For unknown reasons, a message on this piece just vanished from my in-box, so I’m going to make a public admission here that for one of the first times ever, someone has read my work, and understood it well enough to offer substantive and valid criticism.
I want to admit, here, that the fourth piece in my five piece argument is by far the weakest. Frankly, it needs some work. It is the only one I don’t feel will necessarily hold up in a strong wind. I write so much I exhaust myself, but I think part of the reason is that my thinking is fuzzy.
Who DOES benefit from deflation? Is it accurate to say banks hate it? I think it would depend on what kind of bank. In the leadup to the Great Depression, the Fed made money easy for banks to get. Beginning in about 1928, it pulled back. Then it kept pulling back even after the Stock Market crash, then it kept pulling back even after unknown persons or nations began making a run on our gold. They said it was to protect the currency, but for all we know it was banks in the system buying up the gold. Nobody tracked that stuff. I don’t think they do even now.
What happened? Banks were faced with an asset portfolio based on loans that were increasing in value steadily, pari pasu with deflation, but which for that exact reason were going into default in record numbers. Those banks that were part of the Federal Reserve System–to be clear, the big banks, by and large–were able to get the on-going capital to stay afloat. Those who weren’t, went out of business. Less banks would seem a desirable goal for would-be “cartelists”.
Thus, all things need to be contextualized. I should add too that I think my differentiation of monetary and price deflation is worth underscoring.

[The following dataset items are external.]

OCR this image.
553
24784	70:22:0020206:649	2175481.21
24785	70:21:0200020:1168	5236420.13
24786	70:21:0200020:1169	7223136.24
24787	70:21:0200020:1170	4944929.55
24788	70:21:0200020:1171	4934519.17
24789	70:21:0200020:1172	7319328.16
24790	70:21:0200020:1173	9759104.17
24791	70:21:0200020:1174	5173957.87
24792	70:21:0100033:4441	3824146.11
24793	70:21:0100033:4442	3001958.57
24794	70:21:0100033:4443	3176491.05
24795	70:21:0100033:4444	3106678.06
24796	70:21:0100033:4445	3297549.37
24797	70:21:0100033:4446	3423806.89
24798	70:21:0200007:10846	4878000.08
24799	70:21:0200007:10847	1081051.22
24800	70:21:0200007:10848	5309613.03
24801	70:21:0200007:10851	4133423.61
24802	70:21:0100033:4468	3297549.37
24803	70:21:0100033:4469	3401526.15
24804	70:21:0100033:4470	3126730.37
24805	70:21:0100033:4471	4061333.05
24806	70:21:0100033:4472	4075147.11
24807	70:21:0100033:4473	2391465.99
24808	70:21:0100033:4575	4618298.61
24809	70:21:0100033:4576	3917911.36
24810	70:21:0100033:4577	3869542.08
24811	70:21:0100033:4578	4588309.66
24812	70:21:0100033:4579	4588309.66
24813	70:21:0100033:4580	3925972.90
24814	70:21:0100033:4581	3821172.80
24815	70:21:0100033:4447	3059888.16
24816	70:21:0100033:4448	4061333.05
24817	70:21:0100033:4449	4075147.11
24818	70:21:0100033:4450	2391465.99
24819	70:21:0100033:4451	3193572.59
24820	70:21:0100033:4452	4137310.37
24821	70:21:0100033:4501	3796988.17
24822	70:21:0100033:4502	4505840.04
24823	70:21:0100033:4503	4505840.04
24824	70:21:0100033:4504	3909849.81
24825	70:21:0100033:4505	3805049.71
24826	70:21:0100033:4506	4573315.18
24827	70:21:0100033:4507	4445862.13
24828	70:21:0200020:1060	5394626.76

Monetary deflation is something that the Fed, the superrich, and banks do. They pull money out and warehouse it. Only those with huge surpluses can afford to simply sit on their cash. People who have hidden it in their mattress need to spend it sooner or later just to survive. By and large only those able to create money can afford to “hoard” it. Inflation and deflation are the evil twins which characterize what the Austrians call the business cycle, and what I term Monetary Mercantilism.
Price deflation, on the other hand, presumes a fixed amount of currency which increases in value as material goods become more widely available as a result of innovation. This type of deflation is seen, as an example, in the steadily increasing amount of computer power you can get for the same money. It should apply, more or less, to everything we buy; although for some things–like food–we may not want only efficiency.
Anyway, if that person sees this, this is my response. It’s the only one I’m able to make, without an email address.